Le vice-président de Renew Luis Garicano parie sur une réforme qui défait l’enchevêtrement d’indicateurs qui imposent les règles actuelles. Il propose plutôt une règle pour limiter les dépenses publiques nettes. « Il doit s’agir d’un mécanisme transparent et simple », affirme-t-il. Et en même temps, il propose un changement de cap pour supprimer le fardeau d’une réglementation excessive et parie sur la création d’institutions de contrôle indépendantes, tant au niveau national qu’européen, et d’un ministre européen du Trésor.

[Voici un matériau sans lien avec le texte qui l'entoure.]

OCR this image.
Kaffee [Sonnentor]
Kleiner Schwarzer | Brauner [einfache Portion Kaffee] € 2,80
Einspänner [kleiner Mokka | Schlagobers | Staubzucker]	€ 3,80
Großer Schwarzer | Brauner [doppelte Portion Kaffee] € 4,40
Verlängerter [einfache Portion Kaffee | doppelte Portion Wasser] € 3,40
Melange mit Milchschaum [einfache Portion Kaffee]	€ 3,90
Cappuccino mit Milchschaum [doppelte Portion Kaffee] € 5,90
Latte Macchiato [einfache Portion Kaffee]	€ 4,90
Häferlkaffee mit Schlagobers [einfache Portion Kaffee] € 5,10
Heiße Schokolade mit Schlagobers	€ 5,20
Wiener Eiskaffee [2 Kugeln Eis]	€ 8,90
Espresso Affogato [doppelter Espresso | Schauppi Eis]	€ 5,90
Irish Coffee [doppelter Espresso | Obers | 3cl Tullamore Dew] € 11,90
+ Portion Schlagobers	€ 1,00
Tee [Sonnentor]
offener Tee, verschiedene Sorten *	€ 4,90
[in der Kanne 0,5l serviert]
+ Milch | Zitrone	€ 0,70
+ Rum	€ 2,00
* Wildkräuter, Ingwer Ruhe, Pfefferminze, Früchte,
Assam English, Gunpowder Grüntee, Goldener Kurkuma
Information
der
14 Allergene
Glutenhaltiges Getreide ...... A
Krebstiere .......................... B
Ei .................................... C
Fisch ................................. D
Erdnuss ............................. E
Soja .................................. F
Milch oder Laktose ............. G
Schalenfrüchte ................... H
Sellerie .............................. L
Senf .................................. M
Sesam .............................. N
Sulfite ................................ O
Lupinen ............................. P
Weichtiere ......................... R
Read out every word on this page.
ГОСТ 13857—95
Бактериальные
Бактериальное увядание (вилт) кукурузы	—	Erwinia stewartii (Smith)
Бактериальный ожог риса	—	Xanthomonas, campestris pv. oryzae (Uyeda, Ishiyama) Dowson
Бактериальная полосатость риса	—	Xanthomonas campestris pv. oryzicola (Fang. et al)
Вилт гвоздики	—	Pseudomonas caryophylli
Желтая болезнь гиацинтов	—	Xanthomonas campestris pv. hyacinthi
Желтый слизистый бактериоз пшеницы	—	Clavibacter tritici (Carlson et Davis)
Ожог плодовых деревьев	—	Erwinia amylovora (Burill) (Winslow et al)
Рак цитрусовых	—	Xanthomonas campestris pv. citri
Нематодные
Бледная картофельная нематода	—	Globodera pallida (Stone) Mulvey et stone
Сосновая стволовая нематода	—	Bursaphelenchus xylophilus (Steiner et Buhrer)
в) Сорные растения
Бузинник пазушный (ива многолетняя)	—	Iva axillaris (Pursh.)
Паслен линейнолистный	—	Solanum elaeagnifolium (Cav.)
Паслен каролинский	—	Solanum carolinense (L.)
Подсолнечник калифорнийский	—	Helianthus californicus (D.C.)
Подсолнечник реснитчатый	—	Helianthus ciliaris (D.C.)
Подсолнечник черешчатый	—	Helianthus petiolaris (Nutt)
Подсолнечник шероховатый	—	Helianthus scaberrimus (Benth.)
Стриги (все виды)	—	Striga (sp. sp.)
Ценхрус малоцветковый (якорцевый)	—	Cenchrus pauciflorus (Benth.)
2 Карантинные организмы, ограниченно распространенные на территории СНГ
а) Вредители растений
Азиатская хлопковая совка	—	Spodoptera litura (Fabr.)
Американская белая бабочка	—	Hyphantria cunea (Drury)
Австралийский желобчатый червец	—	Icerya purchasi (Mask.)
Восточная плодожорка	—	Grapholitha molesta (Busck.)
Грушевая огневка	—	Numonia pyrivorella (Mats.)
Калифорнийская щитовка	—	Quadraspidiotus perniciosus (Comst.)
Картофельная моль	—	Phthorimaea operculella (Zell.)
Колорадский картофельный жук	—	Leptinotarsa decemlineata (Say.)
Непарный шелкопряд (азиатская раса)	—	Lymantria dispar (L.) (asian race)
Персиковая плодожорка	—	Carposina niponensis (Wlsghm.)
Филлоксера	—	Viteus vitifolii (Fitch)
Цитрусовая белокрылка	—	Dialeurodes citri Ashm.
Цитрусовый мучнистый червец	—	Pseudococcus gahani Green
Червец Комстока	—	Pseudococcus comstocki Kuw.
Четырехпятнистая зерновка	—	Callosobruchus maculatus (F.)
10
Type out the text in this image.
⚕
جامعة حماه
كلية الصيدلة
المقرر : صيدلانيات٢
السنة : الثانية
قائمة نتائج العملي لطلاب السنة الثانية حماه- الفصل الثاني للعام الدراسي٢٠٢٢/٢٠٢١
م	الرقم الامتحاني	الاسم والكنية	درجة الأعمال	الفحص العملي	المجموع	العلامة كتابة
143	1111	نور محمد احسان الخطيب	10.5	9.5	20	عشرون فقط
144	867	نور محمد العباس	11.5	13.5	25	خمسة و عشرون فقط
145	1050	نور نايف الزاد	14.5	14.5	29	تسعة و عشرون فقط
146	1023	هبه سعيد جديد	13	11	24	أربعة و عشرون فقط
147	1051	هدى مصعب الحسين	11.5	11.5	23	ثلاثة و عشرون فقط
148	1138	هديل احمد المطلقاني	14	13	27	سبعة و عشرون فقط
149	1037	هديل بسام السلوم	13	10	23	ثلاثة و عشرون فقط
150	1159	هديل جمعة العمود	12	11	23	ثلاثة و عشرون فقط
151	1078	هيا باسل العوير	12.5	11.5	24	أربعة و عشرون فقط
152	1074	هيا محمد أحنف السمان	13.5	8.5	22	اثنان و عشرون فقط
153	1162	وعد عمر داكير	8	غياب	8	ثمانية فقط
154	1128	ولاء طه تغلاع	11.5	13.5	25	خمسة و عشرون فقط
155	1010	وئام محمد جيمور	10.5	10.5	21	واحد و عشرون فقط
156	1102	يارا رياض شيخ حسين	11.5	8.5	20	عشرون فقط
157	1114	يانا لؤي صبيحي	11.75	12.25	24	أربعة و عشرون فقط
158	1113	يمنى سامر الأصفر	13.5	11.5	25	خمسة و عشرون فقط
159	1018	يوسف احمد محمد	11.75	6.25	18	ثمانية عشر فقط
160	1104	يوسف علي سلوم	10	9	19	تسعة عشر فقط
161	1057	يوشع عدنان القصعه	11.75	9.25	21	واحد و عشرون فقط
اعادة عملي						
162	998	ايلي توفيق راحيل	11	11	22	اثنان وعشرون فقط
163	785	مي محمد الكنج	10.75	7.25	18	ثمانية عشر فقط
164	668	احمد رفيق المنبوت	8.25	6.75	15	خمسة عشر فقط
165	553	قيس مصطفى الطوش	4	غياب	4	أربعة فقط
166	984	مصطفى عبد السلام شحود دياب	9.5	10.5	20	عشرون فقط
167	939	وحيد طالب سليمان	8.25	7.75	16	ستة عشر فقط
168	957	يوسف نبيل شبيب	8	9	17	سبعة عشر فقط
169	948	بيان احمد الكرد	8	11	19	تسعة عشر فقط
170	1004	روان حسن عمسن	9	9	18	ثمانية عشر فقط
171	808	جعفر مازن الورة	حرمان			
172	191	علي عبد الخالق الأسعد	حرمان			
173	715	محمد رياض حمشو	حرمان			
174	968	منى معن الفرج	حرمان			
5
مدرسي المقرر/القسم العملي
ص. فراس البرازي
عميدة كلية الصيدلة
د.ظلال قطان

Le socialiste Jonás Fernández estime que les règles actuelles de réduction de la dette n’ont pas de sens dans le contexte économique actuel, avec des pays qui doublent et même triplent la limite fixée dans le traité. Toutefois, il estime que les règles devraient également prendre en compte l’élément du fonds de reconstruction. « Pour la première fois, l’UE dispose d’un instrument anticyclique avec un calendrier convenu pour l’obtention de ses propres ressources », a-t-il déclaré. M. Fernández estime que la survie de ce mécanisme dépendra de la possibilité ou non d’assumer des marges plus ou moins strictes. Encore un dossier de plus sur la table déjà débordante des ministres des finances.